Nice list! But no Water Temple in Zelda OOT? C'mon, everybody just loves that level *sarcasm*

Sparky_Buzzsaw

Wow, that run-through of the Special levels is amazing. I could never speed through them, and that forest level was hard as heck.

TribeMindMD

Rainbow Road on the N64 was actually really tame because they put guardrails everywhere.

I definitely agree with your number 1... I myself probably would put Super Mario World 2 somewhere on the list though; those levels just oozed personality and had so many hidden secrets.

Lynxara

@TribeMindMD:

Knowing that about N64 Rainbow Road makes me sad. :( All the ones I played were rad.

The original draft of this had a shout-out for Yoshi's Island planned but I had an even harder time picking a standout level for it than I did with Mario 64.

greensabre

Oh yeah, what about that shameless Independence Day ripoff in Star Fox 64? With the giant circular spaceship that blacks out the radar as it slowly creeps up to and hovers over the pyramid, only to release fighter ships and eventually destroy it with a laser beam?

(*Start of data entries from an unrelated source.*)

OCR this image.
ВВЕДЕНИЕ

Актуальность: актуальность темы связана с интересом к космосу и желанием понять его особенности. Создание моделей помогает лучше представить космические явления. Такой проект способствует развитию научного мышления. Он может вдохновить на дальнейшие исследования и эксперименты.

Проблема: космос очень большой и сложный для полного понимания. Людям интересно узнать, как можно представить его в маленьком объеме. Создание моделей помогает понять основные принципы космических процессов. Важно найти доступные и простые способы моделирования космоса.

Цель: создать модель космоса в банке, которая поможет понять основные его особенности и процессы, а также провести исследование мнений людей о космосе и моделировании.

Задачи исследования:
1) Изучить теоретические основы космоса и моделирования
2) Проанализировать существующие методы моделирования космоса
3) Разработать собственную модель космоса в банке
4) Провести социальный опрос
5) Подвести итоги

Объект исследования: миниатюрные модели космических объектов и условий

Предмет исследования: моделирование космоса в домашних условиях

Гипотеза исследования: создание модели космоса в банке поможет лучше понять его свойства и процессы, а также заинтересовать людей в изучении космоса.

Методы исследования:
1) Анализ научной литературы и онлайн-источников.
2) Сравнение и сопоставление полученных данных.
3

Aah, the laughs I had from that...

Cadaverr

Congratulations for the article. That was surely one of the best readings I've ever had concerning videogames. The article clearly translates many of the emotional secrets behind Nintendo's masterpieces as I had experienced them myself during the last 20 years of playing videogames. The Mario 64 description alone was pure gold. That unseen sense of immersive scale was certainly a thing to last for months in my experience. At that point, I had indeed the sensation that "everything had changed" from that point in time where videogames are concerned. An unbelievable feeling. Ocarina Of Time, Super Mario Bros and other games had a similar feeling into them, things that make a masterpiece a masterpiece.